IL DECRETO “CURA ITALIA” FA TREMARE I CLUB. UN ARTICOLO RENDE LE SOCIETÀ "COLPEVOLI" DI CORONAVIRUS. E IN MOLTI SPINGONO CONTRO LA RIPRESA

17.04.2020 00:00 di Luca Bargellini Twitter:    Vedi letture
IL DECRETO “CURA ITALIA” FA TREMARE I CLUB. UN ARTICOLO RENDE LE SOCIETÀ "COLPEVOLI" DI CORONAVIRUS. E IN MOLTI SPINGONO CONTRO LA RIPRESA

Non c’è niente da fare, il detto “il diavolo sta nei dettagli” è uno dei più veritieri fra quelli in circolazione. Mentre gran parte del mondo del pallone s’interroga sulla possibilità e le modalità di un riavvio dei campionati professionistici, c’è una fetta, tutt’altro che trascurabile, di club che invece punta a non tornare in campo. Una frangia che assume ancor più importanza in Serie C. Fra i motivi che spingono queste società a dire no alla ripresa delle competizioni c’è sicuramente quello economico. Con un occhio di riguardo per i mancati incassi dal botteghino che in Lega Pro hanno un peso di rilievo sui bilanci. Ma c’è anche un altro aspetto, sempre legato al fronte economico, che preoccupa. Annodato a doppio filo con i rischi derivanti dall’epidemia.

Spulciando un po’ le carte dei provvedimenti emanati dal Governo mi sono, infatti, imbattuto (più per fortuna che altro) nell’articolo 42, comma 2, del decreto “Cura Italia” che prevede la registrazione dei casi di lavoratori (in questo caso calciatori) contagiati dal Coronavirus come infortuni sul lavoro.

Un rischio notevole per le società di calcio soprattutto perché ad oggi è praticamente impossibile determinare con certezza se un lavoratore sia stato contagiato sul luogo di lavoro o con una interazione al di fuori di esso. Una responsabilità che i datori di lavoro (nel nostro caso le proprietà dei club) non possono evitare neanche adottando tutti gli standard previsti per il contenimento dell’epidemia e che, in aggiunta, rimane come un marchio sul “curriculum” aziendale. In sintesi: se un dipendente di un club dovesse malauguratamente contrarre il Coronavirus sarebbe responsabilità della società stessa a prescindere dalla reale situazione.

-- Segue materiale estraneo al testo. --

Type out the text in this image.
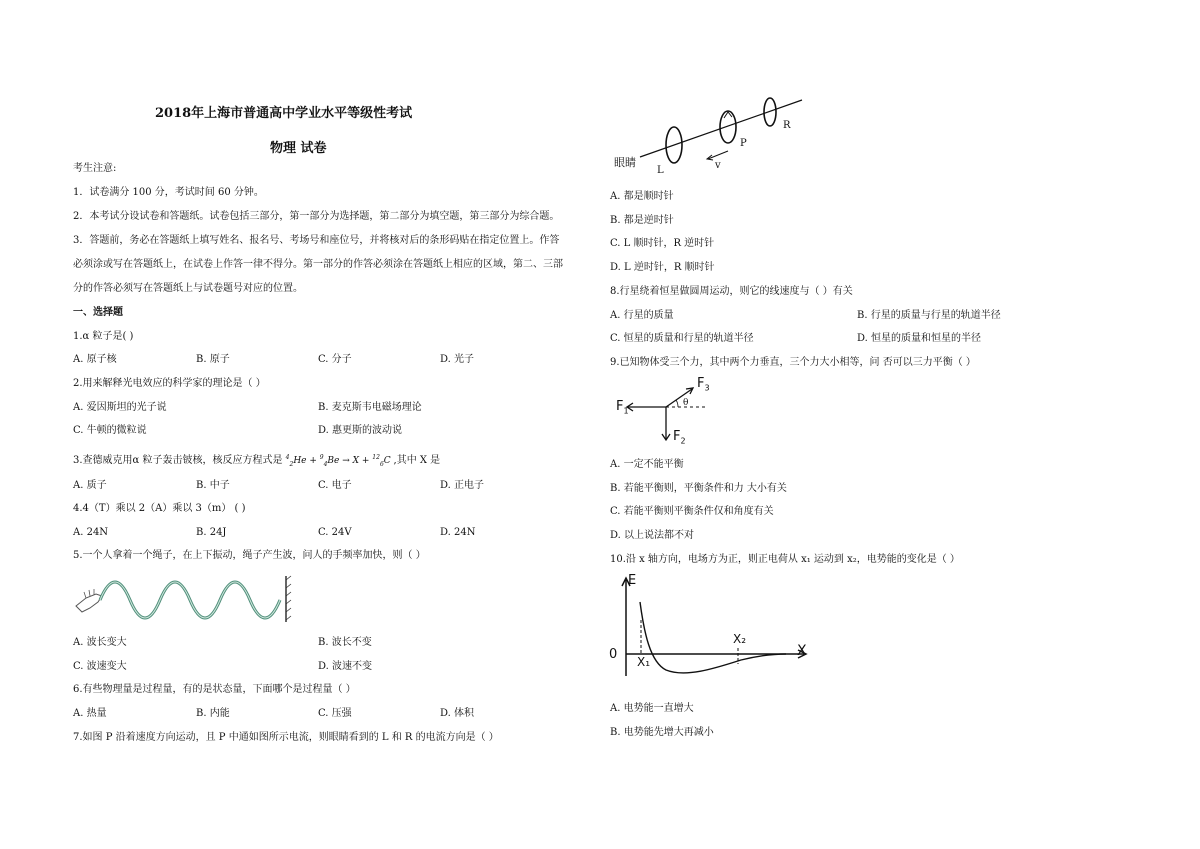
2018年上海市普通高中学业水平等级性考试
物理 试卷
考生注意:
1．试卷满分 100 分，考试时间 60 分钟。
2．本考试分设试卷和答题纸。试卷包括三部分，第一部分为选择题，第二部分为填空题，第三部分为综合题。
3．答题前，务必在答题纸上填写姓名、报名号、考场号和座位号，并将核对后的条形码贴在指定位置上。作答
必须涂或写在答题纸上，在试卷上作答一律不得分。第一部分的作答必须涂在答题纸上相应的区域，第二、三部
分的作答必须写在答题纸上与试卷题号对应的位置。
一、选择题
1.α 粒子是( )
A. 原子核	B. 原子	C. 分子	D. 光子
2.用来解释光电效应的科学家的理论是（ ）
A. 爱因斯坦的光子说	B. 麦克斯韦电磁场理论
C. 牛顿的微粒说	D. 惠更斯的波动说
3.查德威克用α 粒子轰击铍核，核反应方程式是 $^4_2$He + $^9_4$Be → X + $^{12}_6$C ,其中 X 是
A. 质子	B. 中子	C. 电子	D. 正电子
4.4（T）乘以 2（A）乘以 3（m） ( )
A. 24N	B. 24J	C. 24V	D. 24N
5.一个人拿着一个绳子，在上下振动，绳子产生波，问人的手频率加快，则（ ）
A. 波长变大	B. 波长不变
C. 波速变大	D. 波速不变
6.有些物理量是过程量，有的是状态量，下面哪个是过程量（ ）
A. 热量	B. 内能	C. 压强	D. 体积
7.如图 P 沿着速度方向运动，且 P 中通如图所示电流，则眼睛看到的 L 和 R 的电流方向是（ ）
眼睛
L
P
R
v
A. 都是顺时针
B. 都是逆时针
C. L 顺时针，R 逆时针
D. L 逆时针，R 顺时针
8.行星绕着恒星做圆周运动，则它的线速度与（ ）有关
A. 行星的质量	B. 行星的质量与行星的轨道半径
C. 恒星的质量和行星的轨道半径	D. 恒星的质量和恒星的半径
9.已知物体受三个力，其中两个力垂直，三个力大小相等，问 否可以三力平衡（ ）
$F_1$
$F_2$
$F_3$
θ
A. 一定不能平衡
B. 若能平衡则，平衡条件和力 大小有关
C. 若能平衡则平衡条件仅和角度有关
D. 以上说法都不对
10.沿 x 轴方向，电场方为正，则正电荷从 x₁ 运动到 x₂，电势能的变化是（ ）
E
0	X
X₁
X₂
A. 电势能一直增大
B. 电势能先增大再减小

Ecco dunque perché in sede federale si sta lavorando all’idea di mettere le squadre in ritiro permanente, con controlli ripetuti e ravvicinati nel tempo, e con interazioni con l’esterno ridotte al minimo. Purtroppo, però, si sa come basti un solo contatto per essere in pericolo. Basta una stretta di mano con un inserviente della struttura dove risiede la squadra, il passaggio di un oggetto con un addetto alla ristorazione e così via per vedere impennarsi la curva del rischio.

Tutto questo si può trasformare in un boomerang micidiale per società di calcio che, oltre ad essere private di introiti economici, rischiano di essere ritenute colpevoli e quindi obbligate a sostenere situazioni che potrebbero essere tranquillamente nate al di fuori delle proprie competenze.

Chi di voi si prenderebbe un fardello del genere?